At higher temperatures, the QHA and MD results for thermal expansion coefficient ${\displaystyle \alpha }$ converge to similar values, for example at the intersection at 900 K (Fig. 12):

${\displaystyle \alpha =3.150\times 10^{-5}{K}^{-1}}$

Within the range of 500-1000 K, both methods demonstrate a moderately linear relationship between cell volume and temperature (Fig. 11). At higher temperatures, the QHA model fails to account for bond breaking, and approaching these temperatures the MD method is more accurate. Both of these methods overestimate the heat capacity as compared to physical analysis; in order to achieve a more accurate estimate within molecular dynamics, a larger cell must be used to better mimic the near infinite lattice of a real crystal. As shown in Fig. 13, use of a smaller cell (in this case, a 1x1x1 conventional unit cell) for MD simulations generates extreme fluctuations.
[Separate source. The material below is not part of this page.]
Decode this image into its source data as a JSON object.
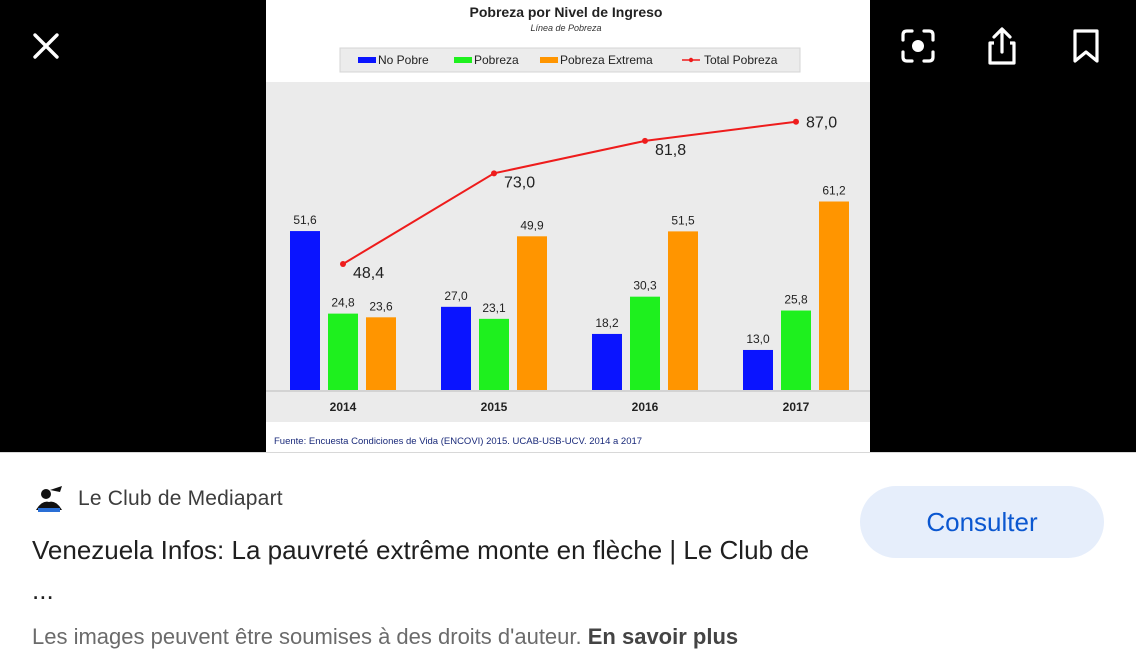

At higher temperatures, the volume predicted by the QHA model continues to increase with the fourth power of temperature (Fig 14). The MD model however begins to deviate from linearity, with a marked increase in volume at approximately 3000 K (Fig. 15). This corresponds to the melting point of MgO; literature examples of MD simulations of MgO describe similar behaviour indicative of a melting point at 2990 ± 100 K.⁵

At higher temperatures, the expansion coefficient values predicted by the QHA model deviate significantly from those of MD, which remain moderately linear. MD predicts an expansion coefficient almost independent of temperature, whereas QHA predicts a far greater range of ${\displaystyle \alpha }$ values between 0 and 2000 K (Fig. 16).
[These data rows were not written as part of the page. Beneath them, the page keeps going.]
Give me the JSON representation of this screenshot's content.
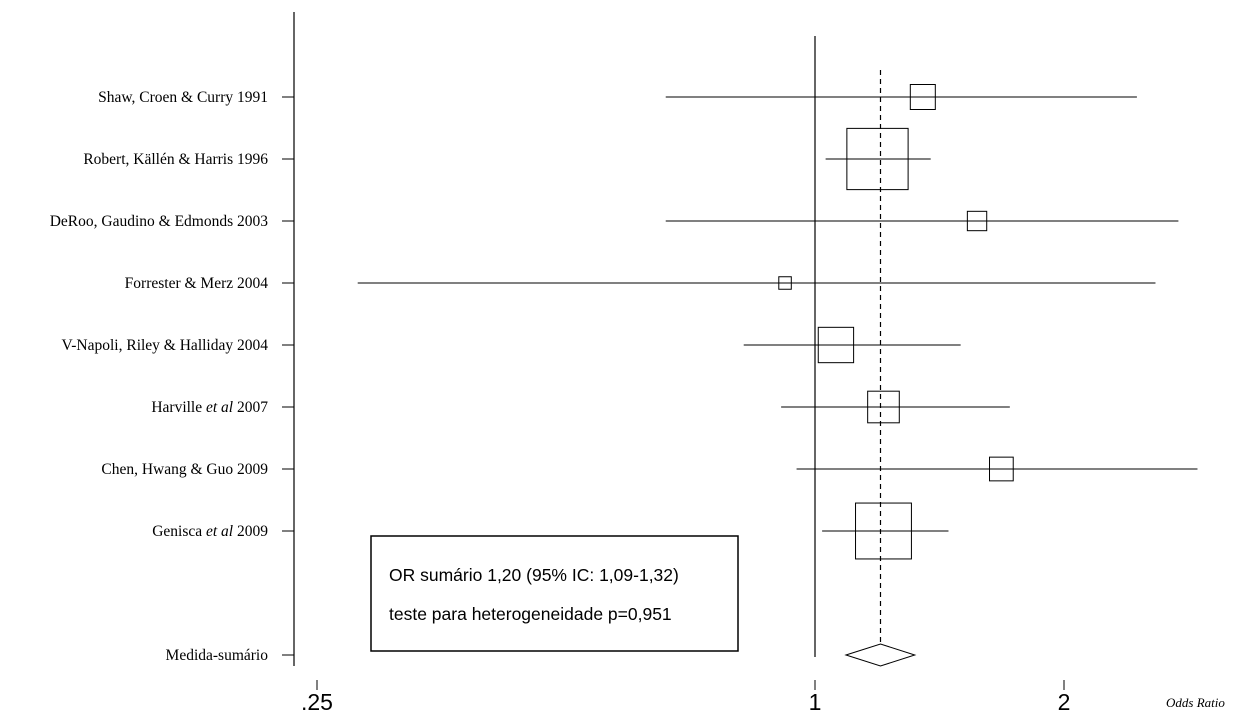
{
  "chart_data": {
    "type": "forest",
    "xlabel": "Odds Ratio",
    "x_scale": "log",
    "xlim": [
      0.25,
      2.8
    ],
    "x_ticks": [
      ".25",
      "1",
      "2"
    ],
    "x_tick_values": [
      0.25,
      1,
      2
    ],
    "null_line": 1,
    "summary_line": 1.2,
    "studies": [
      {
        "label_parts": [
          "Shaw, Croen & Curry 1991"
        ],
        "or": 1.35,
        "lo": 0.66,
        "hi": 2.45,
        "weight": 1
      },
      {
        "label_parts": [
          "Robert, Källén & Harris 1996"
        ],
        "or": 1.19,
        "lo": 1.03,
        "hi": 1.38,
        "weight": 6
      },
      {
        "label_parts": [
          "DeRoo, Gaudino & Edmonds 2003"
        ],
        "or": 1.57,
        "lo": 0.66,
        "hi": 2.75,
        "weight": 0.6
      },
      {
        "label_parts": [
          "Forrester & Merz 2004"
        ],
        "or": 0.92,
        "lo": 0.28,
        "hi": 2.58,
        "weight": 0.25
      },
      {
        "label_parts": [
          "V-Napoli, Riley & Halliday 2004"
        ],
        "or": 1.06,
        "lo": 0.82,
        "hi": 1.5,
        "weight": 2
      },
      {
        "label_parts": [
          "Harville ",
          "et al",
          " 2007"
        ],
        "or": 1.21,
        "lo": 0.91,
        "hi": 1.72,
        "weight": 1.6
      },
      {
        "label_parts": [
          "Chen, Hwang & Guo 2009"
        ],
        "or": 1.68,
        "lo": 0.95,
        "hi": 2.9,
        "weight": 0.9
      },
      {
        "label_parts": [
          "Genisca ",
          "et al",
          " 2009"
        ],
        "or": 1.21,
        "lo": 1.02,
        "hi": 1.45,
        "weight": 5
      }
    ],
    "summary": {
      "label": "Medida-sumário",
      "or": 1.2,
      "lo": 1.09,
      "hi": 1.32
    },
    "annotation": [
      "OR sumário 1,20 (95% IC: 1,09-1,32)",
      "teste para heterogeneidade p=0,951"
    ]
  }
}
In comparison to observed heat capacities, the values predicted by simulations show similarity to that calculated from physical experimentation, particularly that of the MD method at temperatures between 400 and 1000 K (approximately 3.1*10^-5).^6,7 The main causes of deviation from physical results comes from interactions between ions not accounted for in this model. For example, covalent contributions to bonding are not predicted by the Coulomb-Buckingham model, and so do not contribute toward stabilisation of the crystal structure, and do not accordingly lower the thermal expansion coefficient.

Conclusion

The properties of magnesium oxide were explored computationally through use of both quasi-harmonic approximations and molecular dynamics. The vibrational density of states was shown to converge with increasingly high resolution k-space sampling, allowing an optimal shrinking factor to be selected for QHA modeling. Free energy was determined, and the thermal expansion coefficient explored at a range of temperatures allowing the observation of anomalous behaviour for each model under different temperature ranges.
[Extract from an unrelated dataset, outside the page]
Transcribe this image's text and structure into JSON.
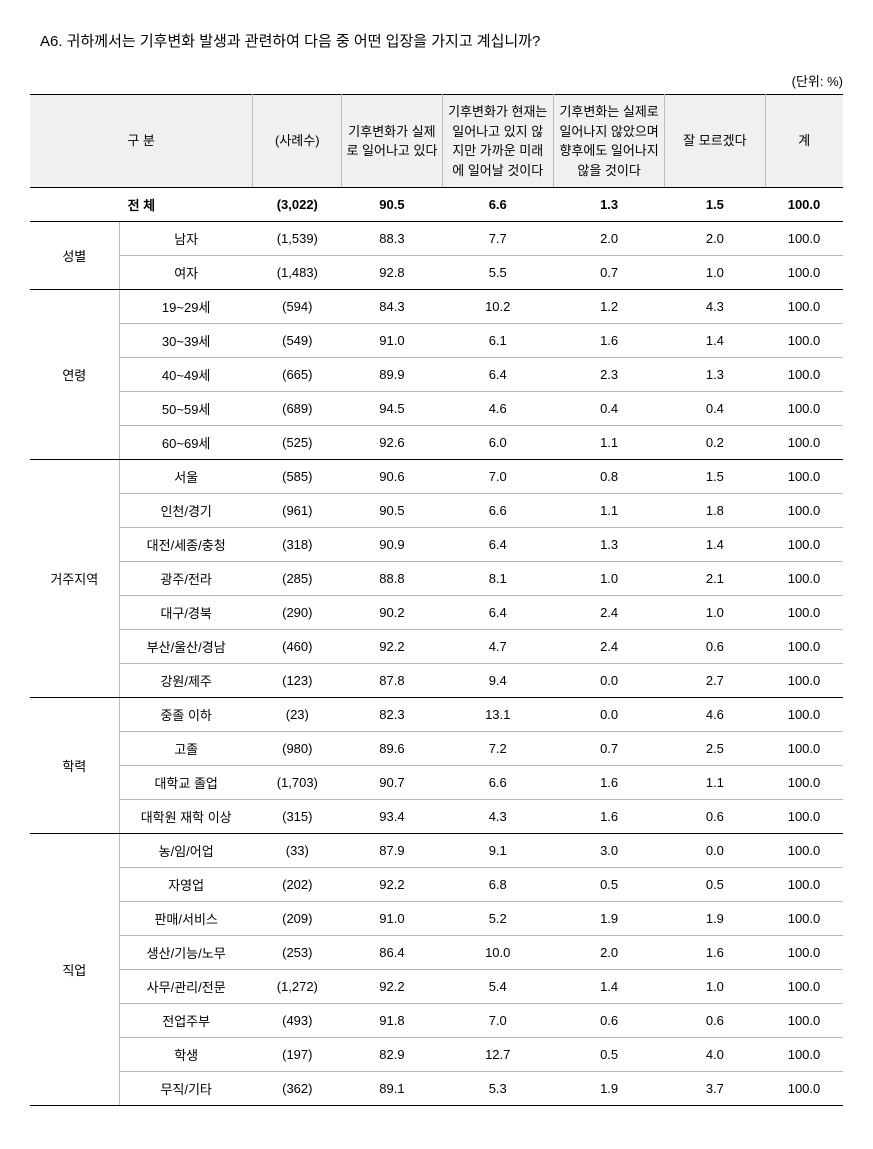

Further experimentation would involve generation of a larger supercell for the purposes of MD analysis, and comparison of the results obtained to that using the current supercell. More accurate results could also be obtained through use of a longer equilibration step and smaller timestep value, and simulations could be performed on other ionic and metallic systems in order to determine the effectiveness of the interaction models for systems with different properties.

References

1. M. A. Shand and John Wiley & Sons., The chemistry and technology of magnesia, Wiley-Interscience, 2006.

2. A. Dewaele, M. Mezouar, N. Guignot and P. Loubeyre, Phys. Rev. Lett., 2010, 104, 255701.

3. P. K. Misra, Physics of condensed matter, Academic Press, 2012.

4. D. L. Reger, S. R. Goode and D. W. (David W. Ball, Chemistry : principles and practice., Brooks/Cole, Cengage Learning, 2010, 330.

5. L. Vočadlo and G. D. Price, Phys. Chem. Miner., 1996, 23, 42–49.

6. Y. Fei, American Geophysical Union, 1995, pp. 29–44.

7. E. A. Perez‐Albuerne and H. G. Drickamer, J. Chem. Phys., 1965, 43, 1381–1387.